The Paper of Record Meets an Ephemeral Web
An Examination of Linkrot and Content Drift within the New York Times
Hyperlinks are a powerful tool for journalists and their readers. Diving deep into the context of an article is just a click away. But hyperlinks are a double-edged sword; for all of the internet’s boundlessness, what’s found on the web can also be modified, moved, or entirely disappeared. This often-irreversible decay of web content is commonly known as linkrot. It comes with a similar problem of content drift, or the often-unannounced changes––retractions, additions, replacement––to the content at a particular URL.
Our team of researchers at Harvard Law School has undertaken a project to gain insight into the extent and characteristics of journalistic linkrot and content drift. We examined hyperlinks in New York Times articles starting with the launch of the Times website in 1996 up through mid-2019, developed on the basis of a dataset provided to us by the Times. We focus on the Times not because it is an influential publication whose archives are often used to help form a historical record.
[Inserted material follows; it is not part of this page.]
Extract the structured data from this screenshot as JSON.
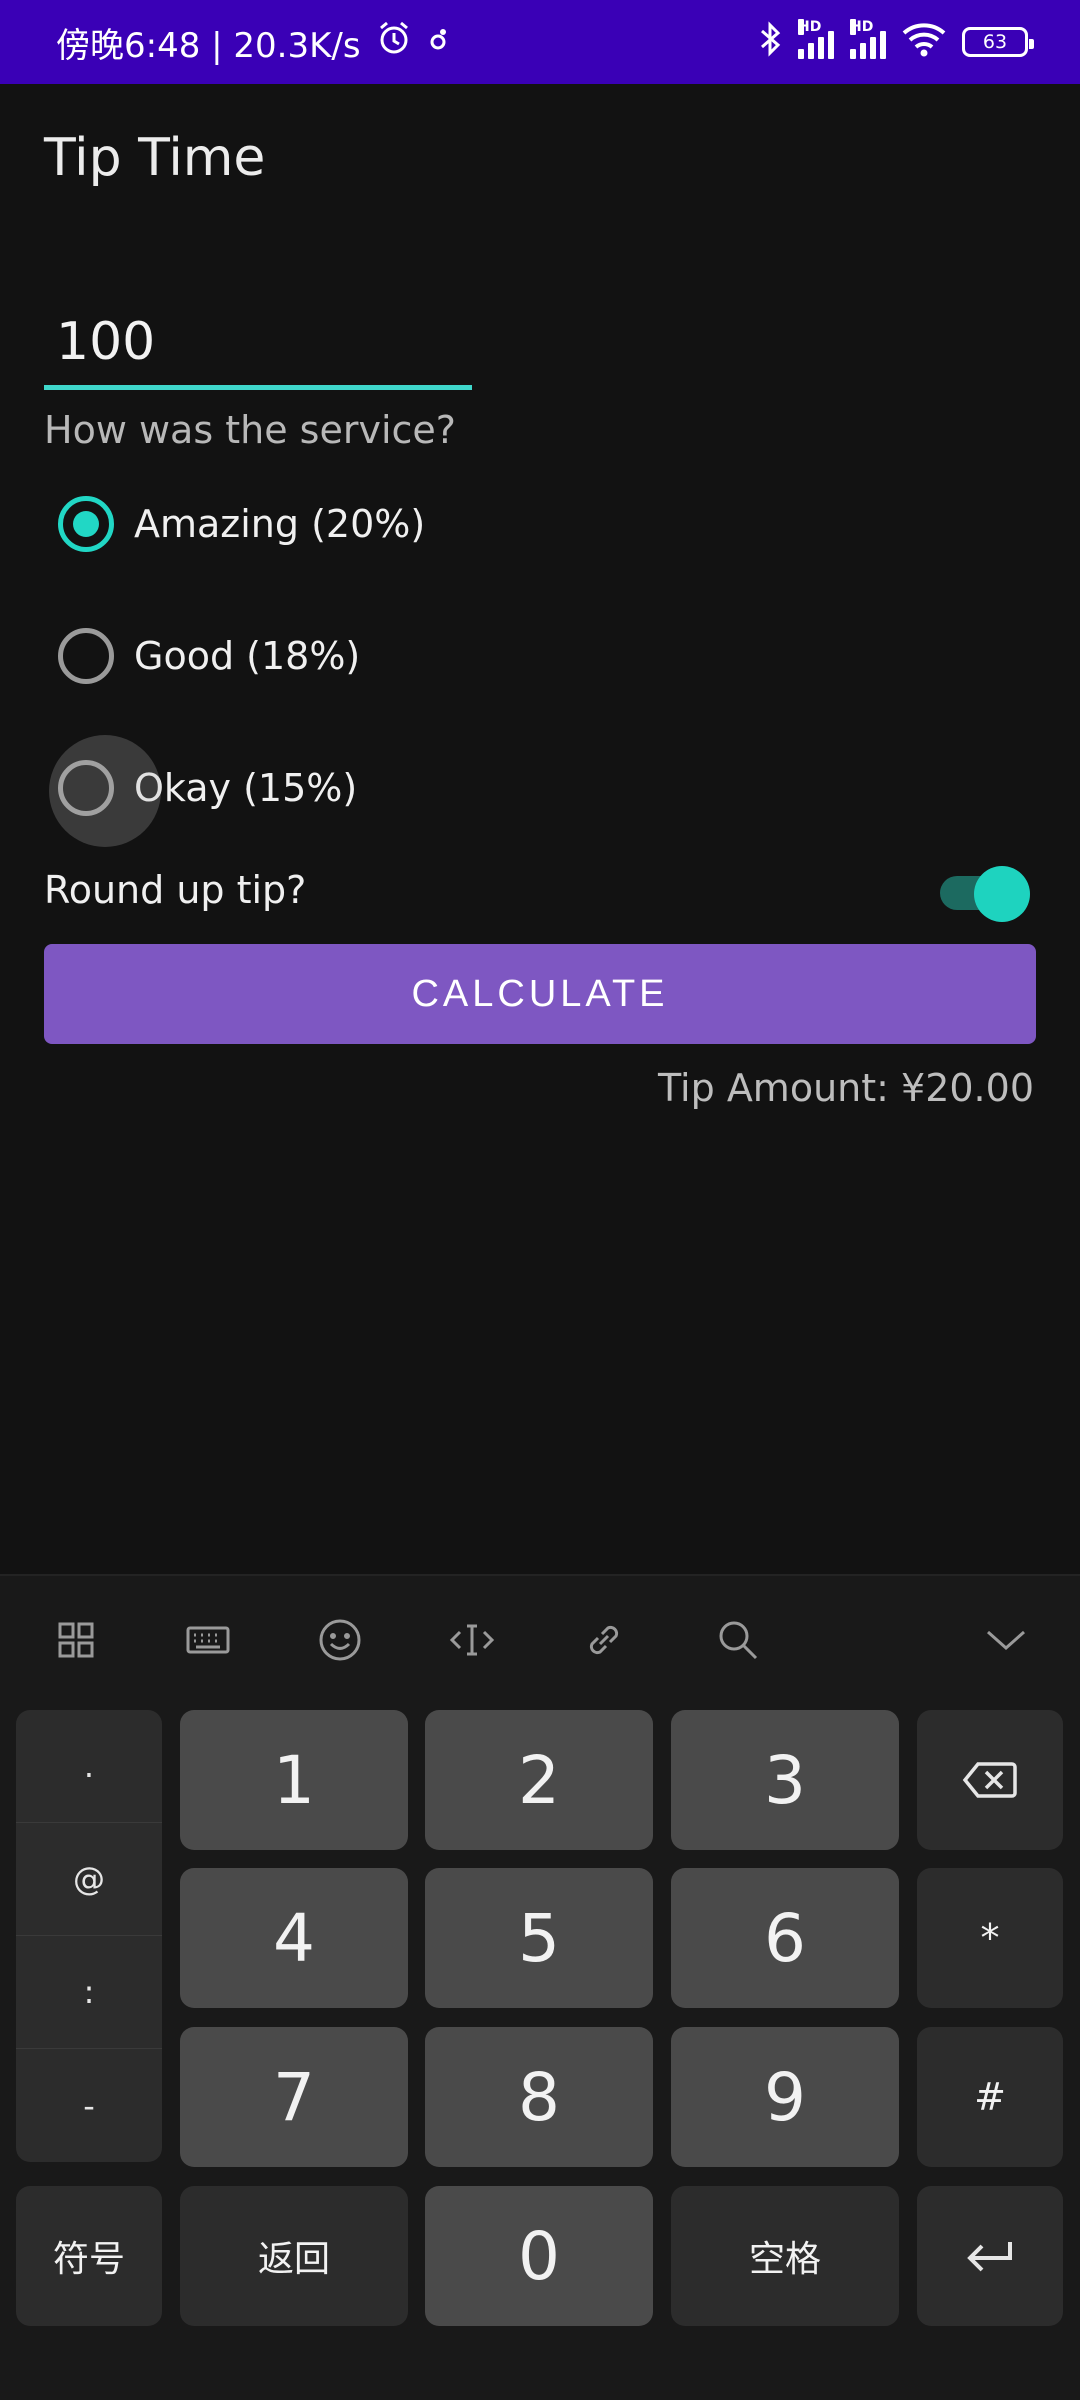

Rather, the substantial linkrot and content drift we find here across the New York Times corpus accurately reflects the inherent difficulties of long-term linking to pieces of a volatile web.
Results show a near linear increase of linkrot over time, with interesting patterns emerging within certain sections of the paper or across top level domains. Over half of articles containing at least one URL also contained a dead link. Additionally, of the ostensibly “healthy” links existing in articles, a hand review revealed additional erosion to citations via content drift.